Like many others in the military, Dave was a student of history, and he wanted to record these moments in history that were taking place secretly deep within Cheyenne Mountain. After he'd secured Hammond's agreement, Sam O'Neill had shown up to secure his computer, and Dave began writing the history of the SGC as told to him by the men and women who lived it. He had no doubt he'd be dead before it ever saw the light of day, but someday it would be read.

Fifty years later, a uniformed man in his mid-forties entered the New York offices of Simon & Schuster. He was politely shown to the office of a mid-level editor in the non-fiction division. "What can I do for you, General?" Pamela Hodgson asked as she gestured to the visitor's chair in front of her desk. Inwardly she was groaning to herself believing this to be yet another general who had written a book of tactics or history that he felt the public would be just fascinated with when in reality the public could care less.

"The President will be holding a press conference in a few minutes," he said. "I thought we might watch it together."

"Alright," she replied now thoroughly confused. She nevertheless tuned her media system to the appropriate channel. "I'm sorry, General. Who are you? Why are you here?" she asked.

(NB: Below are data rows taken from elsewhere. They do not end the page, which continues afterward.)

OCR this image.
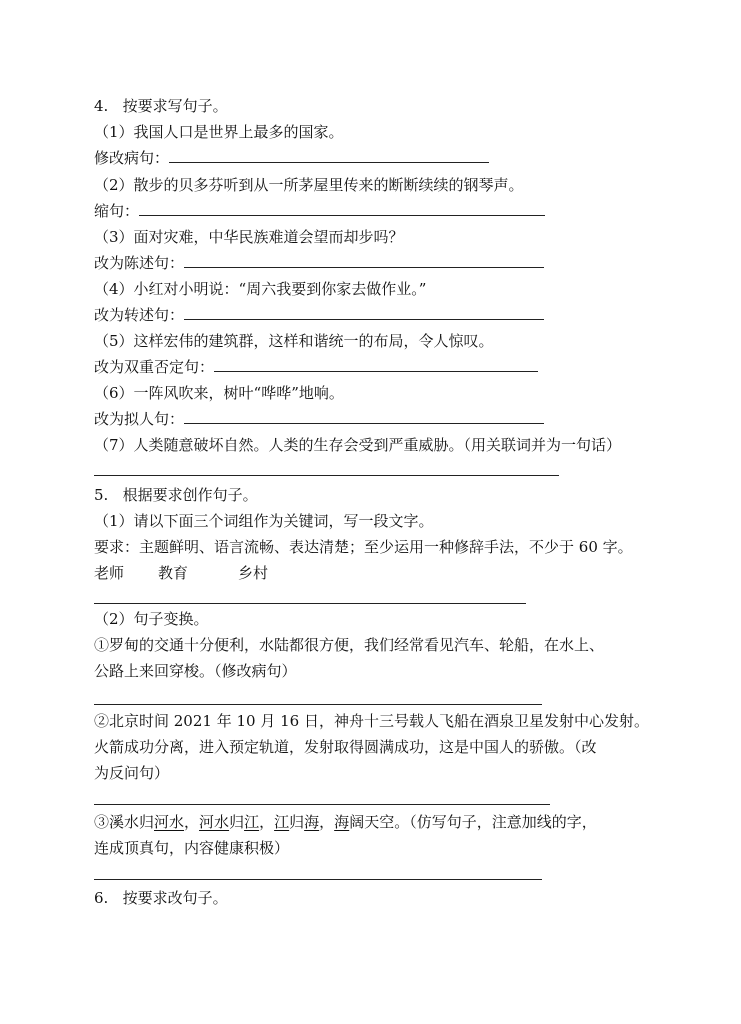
4.   按要求写句子。
（1）我国人口是世界上最多的国家。
修改病句：
（2）散步的贝多芬听到从一所茅屋里传来的断断续续的钢琴声。
缩句：
（3）面对灾难，中华民族难道会望而却步吗？
改为陈述句：
（4）小红对小明说：“周六我要到你家去做作业。”
改为转述句：
（5）这样宏伟的建筑群，这样和谐统一的布局，令人惊叹。
改为双重否定句：
（6）一阵风吹来，树叶“哗哗”地响。
改为拟人句：
（7）人类随意破坏自然。人类的生存会受到严重威胁。（用关联词并为一句话）
5.   根据要求创作句子。
（1）请以下面三个词组作为关键词，写一段文字。
要求：主题鲜明、语言流畅、表达清楚；至少运用一种修辞手法，不少于 60 字。
老师 教育	乡村
（2）句子变换。
①罗甸的交通十分便利，水陆都很方便，我们经常看见汽车、轮船，在水上、
公路上来回穿梭。（修改病句）
②北京时间 2021 年 10 月 16 日，神舟十三号载人飞船在酒泉卫星发射中心发射。
火箭成功分离，进入预定轨道，发射取得圆满成功，这是中国人的骄傲。（改
为反问句）
③溪水归河水，河水归江，江归海，海阔天空。（仿写句子，注意加线的字，
连成顶真句，内容健康积极）
6.   按要求改句子。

"I'll answer that after the press conference," he told her. She eyed him warily for a moment before turning her attention to what the President was saying on the screen. Within a few minutes her gaze whipped back to the man seated calmly across from her. "It's all true," he assured her. He nodded at the screen, and she turned her attention back to the President.

"Why are you here?" she asked again when the briefing was over.

"I have a story for you," he said.

"About that?" she asked pointing to the now dark screen.

"About the Stargate," he confirmed.

"Who are you?" she demanded.

"My name is Carter Jacob O'Neill," he told her. "And I command the SGC. My father was General Jonathon O'Neill. He led the first mission through the Stargate and commanded the SGC for nearly ten years after the retirement of the original commander. When he retired my mother, General Samantha O'Neill, took command. She had been with the SGC since the beginning as well. Her father, General Jacob Carter, was our first representative among the Tok'ra. I was born and raised at the SGC."

"Christ!" she swore. "You know it all don't you?"

"Yeah," C.J. told her as he gently placed a data module on her desk. "And I want to make sure that when their story is told, it's told right. These are first hand accounts of the first years of the SGC's operation which the President has just unclassified. Are you interested?"

Two weeks later The Good Fight: The Men and Women of the Stargate Command was published in both electronic and paper formats.